Audio sync issue when exporting video

I’m having trouble exporting video to mp4. In the editor when running the timeline the audio and the image are synchronized, but when I export the video the audio is ahead of the image. How can I export the project with synchronized audio and video?

I’m using version 18.06.02

Does the same thing happen with 18.03? (the last most stable version)

https://github.com/mltframework/shotcut/releases/tag/v18.03

I’ll try this version. Thanks.

Hi, folks.

TL;DR: Try subtracting a single frame of audio or video from your timeline at a regular interval for longer videos.

Writing this as a thank you/update to this locked thread:

(Audio Aligns With Video In Shotcut, But Goes Out Of Sync After Export))

I really struggled with this for a long time. All of the replies were extremely helpful, and put me somewhat on the right track, but I still had issues.
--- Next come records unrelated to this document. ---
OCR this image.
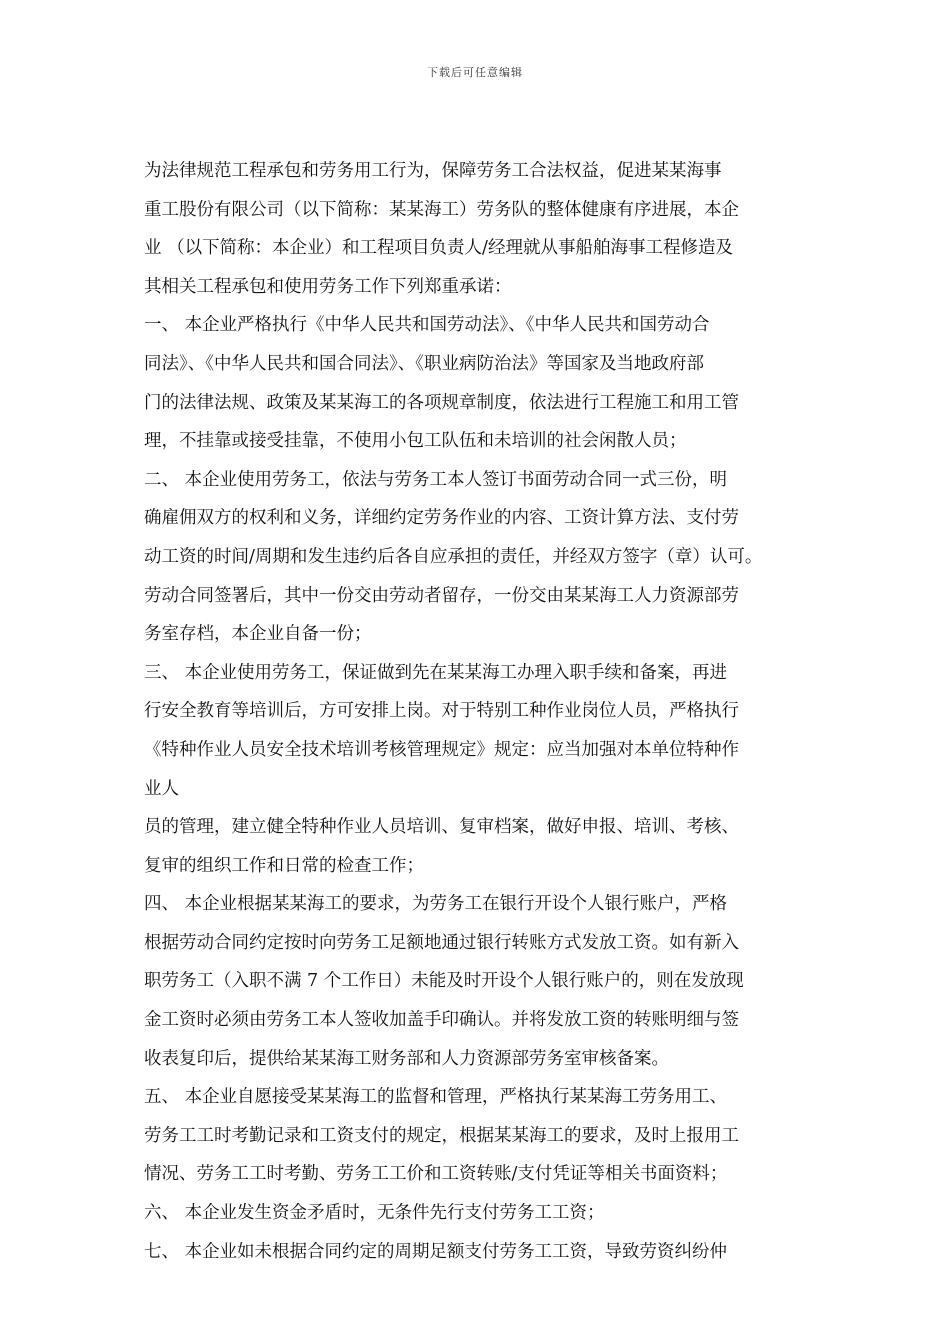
下载后可任意编辑
为法律规范工程承包和劳务用工行为，保障劳务工合法权益，促进某某海事
重工股份有限公司（以下简称：某某海工）劳务队的整体健康有序进展，本企
业 （以下简称：本企业）和工程项目负责人/经理就从事船舶海事工程修造及
其相关工程承包和使用劳务工作下列郑重承诺：
一、 本企业严格执行《中华人民共和国劳动法》、《中华人民共和国劳动合
同法》、《中华人民共和国合同法》、《职业病防治法》等国家及当地政府部
门的法律法规、政策及某某海工的各项规章制度，依法进行工程施工和用工管
理，不挂靠或接受挂靠，不使用小包工队伍和未培训的社会闲散人员；
二、 本企业使用劳务工，依法与劳务工本人签订书面劳动合同一式三份，明
确雇佣双方的权利和义务，详细约定劳务作业的内容、工资计算方法、支付劳
动工资的时间/周期和发生违约后各自应承担的责任，并经双方签字（章）认可。
劳动合同签署后，其中一份交由劳动者留存，一份交由某某海工人力资源部劳
务室存档，本企业自备一份；
三、 本企业使用劳务工，保证做到先在某某海工办理入职手续和备案，再进
行安全教育等培训后，方可安排上岗。对于特别工种作业岗位人员，严格执行
《特种作业人员安全技术培训考核管理规定》规定：应当加强对本单位特种作
业人
员的管理，建立健全特种作业人员培训、复审档案，做好申报、培训、考核、
复审的组织工作和日常的检查工作；
四、 本企业根据某某海工的要求，为劳务工在银行开设个人银行账户，严格
根据劳动合同约定按时向劳务工足额地通过银行转账方式发放工资。如有新入
职劳务工（入职不满 7 个工作日）未能及时开设个人银行账户的，则在发放现
金工资时必须由劳务工本人签收加盖手印确认。并将发放工资的转账明细与签
收表复印后，提供给某某海工财务部和人力资源部劳务室审核备案。
五、 本企业自愿接受某某海工的监督和管理，严格执行某某海工劳务用工、
劳务工工时考勤记录和工资支付的规定，根据某某海工的要求，及时上报用工
情况、劳务工工时考勤、劳务工工价和工资转账/支付凭证等相关书面资料；
六、 本企业发生资金矛盾时，无条件先行支付劳务工工资；
七、 本企业如未根据合同约定的周期足额支付劳务工工资，导致劳资纠纷仲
Almost bought video editing software, but when I looked into it, it seems this problem is just endemic to using a separate audio and video source. So I would just be paying for a bunch of features I would never use and still have the same problem with a new program I’d have to learn. So I kept at it.

I had issues with variable frame rate. As suggested in the other thread, I used handbrake to convert. Situation improved but not solved. I tried matching my audio properties to the export settings. Situation improved but not solved. I tried to learn about some of the more complex fixes suggested with no luck–major boomer problems.

For context, I’m an educator recording lectures. The problem doesn’t really become noticeable until about 10-15 minutes into the video. But it gets really bad anything 20+. So I tried cutting up into segments, and nothing worked until…

I figured out that the rate the sound and video get exported is constant but not completely synched, kind of like cars set on cruise control side by side at 60mph. Except one car is actually going 60.07mph and the other 60.13mph. They’ll stay side by side for a good amount of time, but the longer they drive, the more out of sync they’ll get. My solution was pretty basic and boomerish, but it worked perfectly and saved me a ton of time with splicing up videos and such. I simply zoomed in as far as I could about ten minutes into the video and cut a single frame of video (and not audio) from the timeline (in my case the video seemed to be creeping ahead slightly faster than the sound). I then cut one video frame around the 15, 20, 25 min marks, etc. This won’t keep the two cars synced at 60mph, but it brings the faster car back to parallel close enough that the eye can’t tell the difference. No doubt the variance will differ depending on settings and the audio source you’re using, but if you’re struggling with a similar problem and can’t seem to fix it, this is how I finally solved this very difficult problem (at least for me).

Boomer-fix plugin version 03.2020. Writing in the hopes that this is as helpful to at least one person as everyone else here has been to me. Thanks.

Thank you for sharing your pragmatic solution! But I am going to close this old thread because things are very contextual with respect to version in software. Also, because I have noticed that long-running, popular threads attract spam. In the future and to others reading this, if you have a solution or comment about something closed feel free start a new topic and link to the old thread.